Il Joga Pradīpikā, pubblicato nel 1737, è un manuale di Haṭhayoga scritto in un antico dialetto Hindi,in cui forme e vocaboli delle lingue conosciute come Braj Bhasa e Khari Boli si fondono con alcuni elementi di sanscrito[1]. Il cammino dello Yoga, nella Joga Pradīpikā viene diviso in sette parti o branche - सप्ताङ्ग Saptāṅga - che risultano sostanzialmente diverse da quelle descritte nello अष्टाङ्ग aṣṭāṅga di Patañjali:
1. षटकर्म ṣaṭkarma (le “sei purificazioni” ovvero purificazione delle narici, del tratto digerente, dell’addome, del colon, del cranio e degli occhi);
2. मुद्रा mudrā (intesi come “bandha” e non come gesti delle mani. Joga Pradīpikā ne elenca 24);
3. आसन āsana (nel testo vengono citate 84 posture spesso diverse nei nomi e nella descrizione dagli āsana dello Yoga moderno);
4. प्राणायाम prāṇāyāma (inteso come “sospensione” o कुम्भक kumbhaka; il joga Pradīpikā ne elenca 8);
5. मन्त्र mantra (inteso come recitazione e visualizione delle sillabe sacre):
6. ध्यान dhyāna (meditazione);
7. समाधि samādhi;
Un terzo del testo – 314 versi su 964 –è dedicato alla descrizione delle 84 posture, alla maniera di assumerle e alla direzione dello sguardo (दृष्टि dṛṣṭi), e il resto alle altre branche del Saptāṅga.

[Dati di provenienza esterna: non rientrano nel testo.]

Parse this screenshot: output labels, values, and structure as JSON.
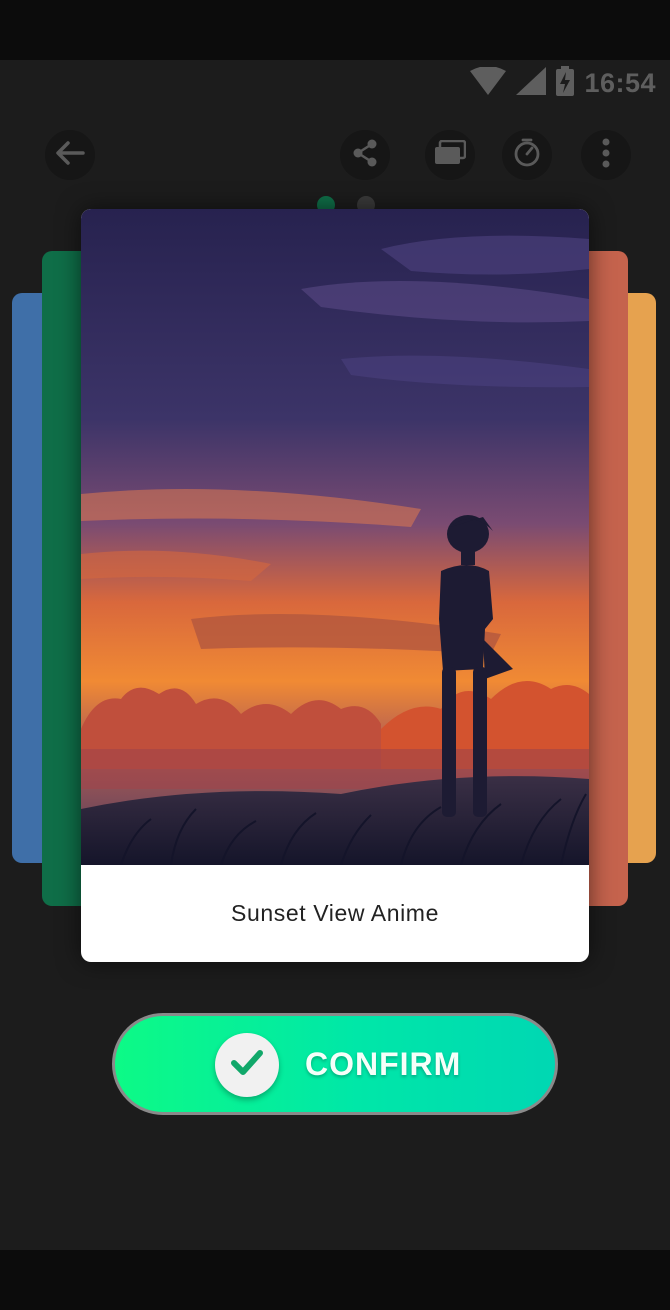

Per ciò che riguarda il samādhi - ultimo dei sette aṅga - è definito“raggiungimento della grotta delle api” e questo ci introduce in un ambito che raramente, a torto, viene associato allo Haṭhayoga: la Dottrina delle Vibrazioni.
La realizzazione – intesa sia come “liberazione”, मोक्ष mokṣa, sia come insorgere di poteri psichici, सिद्धि siddhi[2] - nello, haṭhayoga è accompagnata dall’insorgere di suoni – grilli, api, tuoni, cembali, tamburi, flauti … - che corrispondono all’essenza delle sillabe dell’alfabeto.

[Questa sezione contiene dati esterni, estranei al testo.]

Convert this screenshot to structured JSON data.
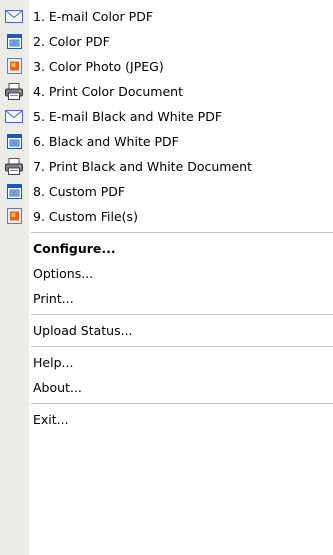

Nello haṭhayoga si lavora, oltre che sui cakra tradizionali e le 72.000 nāḍi – canali – citati nello āyurveda e nei manuali di yoga moderno, su cinque “maṇḍāla interni”, o “cakra mistici” definiti पञ्चचक्र pañcacakra (“cinque cakra”) o, व्योमपञ्चक vyoma-pañcaka (“quintupla stan-za/spazio” o “fatto di cinque stanze/spazi”) o a volte व्योमचक्र vyoma-cakra [N.B. spesso queste parole vengono usate per indicare altri concetti o determinate tecniche operative; vedi p.e. हठयोगप्रदिपिका haṭha-yoga-pradīpikā 3. 37 ].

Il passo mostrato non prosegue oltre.